Merci pour vos lectures assidues malgré mon manque de régularité et pour vos petits messages d'encouragement ;) ! Bonne lecture !
Le voyage se passa sans embûches jusqu'à quelques lieues de Gênes, alors sous tutelle française.
La troupe remontait la Via Francigena, toujours très fréquentée. Aux abords des grandes villes comme Sienne et Lucques, Roumieux, marchands et simples voyageurs se bousculaient ; ils étaient obligés de ralentir le pas, parfois même de s'arrêter quand les chariots des commerçants, pleins de soie d'Orient, d'épices, de laine et de tissus des Flandres bloquaient le passage aux portes des cités. Là, les badauds fatigués piaffaient d'impatience, le ton montait, et il n'était pas rare que des bagarres éclatent.
En faisant mine d'aller vers Plaisance, qui était une étape de la célèbre voie, il leur fallait s'approcher de Gênes et de son effervescence. Cette foule désordonnée offrait une cachette de choix aux quatre Assassins, bien qu'ils s'approchent du territoire ennemi. Leurs bagages et leur tenue ordinaire les faisaient passer pour des pèlerins rentrant chez eux, dans le nord du pays.
Selene et ses camarades se trouvèrent donc bloqués. Près de la frontière et donc des zones de conflit, les militaires faisaient généralement preuve d'un peu plus de zèle que d'habitude et réclamaient aux marchands des taxes plus lourdes comme droit de passage ; les contrôles et les négociations prenaient alors davantage de temps. La jeune femme avait interrogé Ugo sur un chemin annexe à prendre, mais celui-ci lui avait répliqué que quatre cavaliers se présentant comme pèlerins et circulant dans les bois ou sur une route parallèle à celle du pèlerinage auraient immédiatement attiré l'attention. Selene reconnut qu'il avait raison ; depuis leur départ, personne n'était jamais venu les questionner.
A côté d'eux un chariot s'ébranla et avança de quelques mètres ; un autre tiré par deux robustes chevaux, sur lequel s'entassaient une dizaine de tonneaux, s'arrêta à sa place.
Ugo éleva la voix :
— Combien vends-tu ton vin, ragazzo ?
Le garçon, qui somnolait sur son siège, les rênes dans une main, sursauta quand il entendit qu'on lui parlait.

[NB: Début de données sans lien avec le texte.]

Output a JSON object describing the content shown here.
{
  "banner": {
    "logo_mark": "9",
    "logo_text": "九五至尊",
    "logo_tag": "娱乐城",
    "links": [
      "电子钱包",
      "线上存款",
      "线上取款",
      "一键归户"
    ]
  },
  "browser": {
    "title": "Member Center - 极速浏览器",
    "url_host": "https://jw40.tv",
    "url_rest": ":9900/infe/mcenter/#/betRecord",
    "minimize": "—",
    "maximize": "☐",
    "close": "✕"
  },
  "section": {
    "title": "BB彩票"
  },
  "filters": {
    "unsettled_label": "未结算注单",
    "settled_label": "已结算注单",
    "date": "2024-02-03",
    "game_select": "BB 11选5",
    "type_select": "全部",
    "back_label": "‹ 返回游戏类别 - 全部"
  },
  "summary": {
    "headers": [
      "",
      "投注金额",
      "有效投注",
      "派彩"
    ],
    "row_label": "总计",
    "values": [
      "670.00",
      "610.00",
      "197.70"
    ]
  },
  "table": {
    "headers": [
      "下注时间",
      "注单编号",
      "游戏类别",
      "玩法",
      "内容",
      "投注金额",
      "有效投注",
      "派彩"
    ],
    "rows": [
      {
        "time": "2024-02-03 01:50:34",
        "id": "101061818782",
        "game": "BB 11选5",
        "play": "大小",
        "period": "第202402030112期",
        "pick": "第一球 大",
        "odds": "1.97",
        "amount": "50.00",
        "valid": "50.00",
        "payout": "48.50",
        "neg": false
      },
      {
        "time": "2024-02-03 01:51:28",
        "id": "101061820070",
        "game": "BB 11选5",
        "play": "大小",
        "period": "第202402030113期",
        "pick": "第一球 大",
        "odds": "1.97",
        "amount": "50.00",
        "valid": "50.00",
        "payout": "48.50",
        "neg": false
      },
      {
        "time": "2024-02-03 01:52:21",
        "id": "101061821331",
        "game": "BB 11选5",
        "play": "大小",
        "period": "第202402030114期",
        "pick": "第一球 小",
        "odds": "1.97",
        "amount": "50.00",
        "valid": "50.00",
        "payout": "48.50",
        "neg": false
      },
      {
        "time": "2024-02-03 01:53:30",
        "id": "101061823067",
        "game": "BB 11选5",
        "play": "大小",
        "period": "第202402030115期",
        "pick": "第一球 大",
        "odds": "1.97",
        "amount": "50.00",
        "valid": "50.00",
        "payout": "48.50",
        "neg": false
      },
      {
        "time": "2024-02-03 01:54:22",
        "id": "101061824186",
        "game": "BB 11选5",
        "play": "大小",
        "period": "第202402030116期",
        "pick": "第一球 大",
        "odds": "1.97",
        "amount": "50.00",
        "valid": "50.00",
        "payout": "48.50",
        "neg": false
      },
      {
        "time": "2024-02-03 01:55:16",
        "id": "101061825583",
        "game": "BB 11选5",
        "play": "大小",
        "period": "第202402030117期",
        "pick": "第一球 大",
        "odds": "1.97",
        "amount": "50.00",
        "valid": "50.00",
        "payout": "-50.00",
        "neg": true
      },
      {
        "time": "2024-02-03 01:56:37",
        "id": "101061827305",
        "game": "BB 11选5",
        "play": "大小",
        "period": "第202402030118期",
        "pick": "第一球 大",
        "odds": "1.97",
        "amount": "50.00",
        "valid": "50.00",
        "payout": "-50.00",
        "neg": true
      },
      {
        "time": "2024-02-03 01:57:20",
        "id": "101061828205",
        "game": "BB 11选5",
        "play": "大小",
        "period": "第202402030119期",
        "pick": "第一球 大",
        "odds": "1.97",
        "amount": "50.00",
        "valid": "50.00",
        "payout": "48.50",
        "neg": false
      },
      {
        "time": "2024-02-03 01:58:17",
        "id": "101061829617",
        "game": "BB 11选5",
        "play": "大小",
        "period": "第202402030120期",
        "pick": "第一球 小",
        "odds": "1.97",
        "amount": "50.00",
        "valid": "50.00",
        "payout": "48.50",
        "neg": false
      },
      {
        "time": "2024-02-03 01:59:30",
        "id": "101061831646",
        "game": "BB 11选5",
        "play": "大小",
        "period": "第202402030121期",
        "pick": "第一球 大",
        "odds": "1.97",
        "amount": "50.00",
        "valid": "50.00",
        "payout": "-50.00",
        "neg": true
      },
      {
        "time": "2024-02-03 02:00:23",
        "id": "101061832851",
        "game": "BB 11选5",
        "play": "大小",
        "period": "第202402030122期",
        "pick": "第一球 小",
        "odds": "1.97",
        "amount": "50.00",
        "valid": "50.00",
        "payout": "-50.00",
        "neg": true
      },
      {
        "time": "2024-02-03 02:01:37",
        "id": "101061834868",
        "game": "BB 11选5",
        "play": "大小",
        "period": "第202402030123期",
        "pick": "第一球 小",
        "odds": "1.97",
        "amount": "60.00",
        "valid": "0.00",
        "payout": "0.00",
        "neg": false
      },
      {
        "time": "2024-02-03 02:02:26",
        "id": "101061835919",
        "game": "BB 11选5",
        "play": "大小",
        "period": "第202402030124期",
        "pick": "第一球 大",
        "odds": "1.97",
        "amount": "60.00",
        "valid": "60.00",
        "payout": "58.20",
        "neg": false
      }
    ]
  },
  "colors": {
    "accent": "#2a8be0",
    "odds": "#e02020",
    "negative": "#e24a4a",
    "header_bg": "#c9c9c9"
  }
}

Il marmonna un prix tout à fait déraisonnable :
— Un genovino pour vous quatre.
Ugo eut un sourire sans joie devant tant d'audace, mais ne discuta pas. L'argent n'était pas un problème, la bourse était remplie d'or, et il y aurait de nombreux nobles à détrousser pendant la vingtaine de jours que durerait encore le voyage.
— Bene. Sers-nous.
Le marchand remplit les outres de moitié et tendit une main blanche vers l'Assassin, réclamant son paiement. Ugo, malgré l'arnaque, était d'humeur généreuse : il lui lança deux florins flambant neufs, qu'il avait échangés lors de leur passage en Toscane, et le jeune garçon eut l'air satisfait. Le fiorino florentin avait la même valeur que la monnaie génoise.
Ugo leva sa gourde vers ses confrères.
— Puisqu'il nous faut attendre...
La douceur du vin réchauffa le cœur de Selene. Leur chef ne leur autorisait que peu de plaisirs, et boire un peu de vin en était un.
Traverser la Toscane n'avait pas été chose facile. La Via passait dans des endroits que Selene avait connus, et de la route ils avaient aperçu les tours brunes de San Gimignano. Celles-ci pointaient fièrement vers le ciel, et malgré leur beauté elles leur rappelèrent surtout de mauvais souvenirs. Vittorio avait machinalement porté une main à la blessure de son épaule, comme si la proximité avec la ville avait réveillé la douleur.
Inébranlable, la petite troupe avait continué et elle s'apprêtait désormais à bifurquer à l'ouest et à entrer sur les territoires du Royaume de France en quittant les sentiers balisés.
Selene eut l'estomac serré en réfléchissant à la suite du parcours. Les choses sérieuses commenceraient bientôt. Elle avala une autre gorgée de vin.
Le soir tomba, la route s'éclaircit et Ugo décida qu'ils avanceraient un peu plus avant de s'arrêter pour la nuit.
La lune montait dans le ciel lorsqu'ils firent une halte dans une petite auberge coquette au toit de chaume. Une extension avait été construite sur deux étages, et les écuries se trouvaient à part. Cela donnait une allure particulière à l'endroit et attirait l'attention.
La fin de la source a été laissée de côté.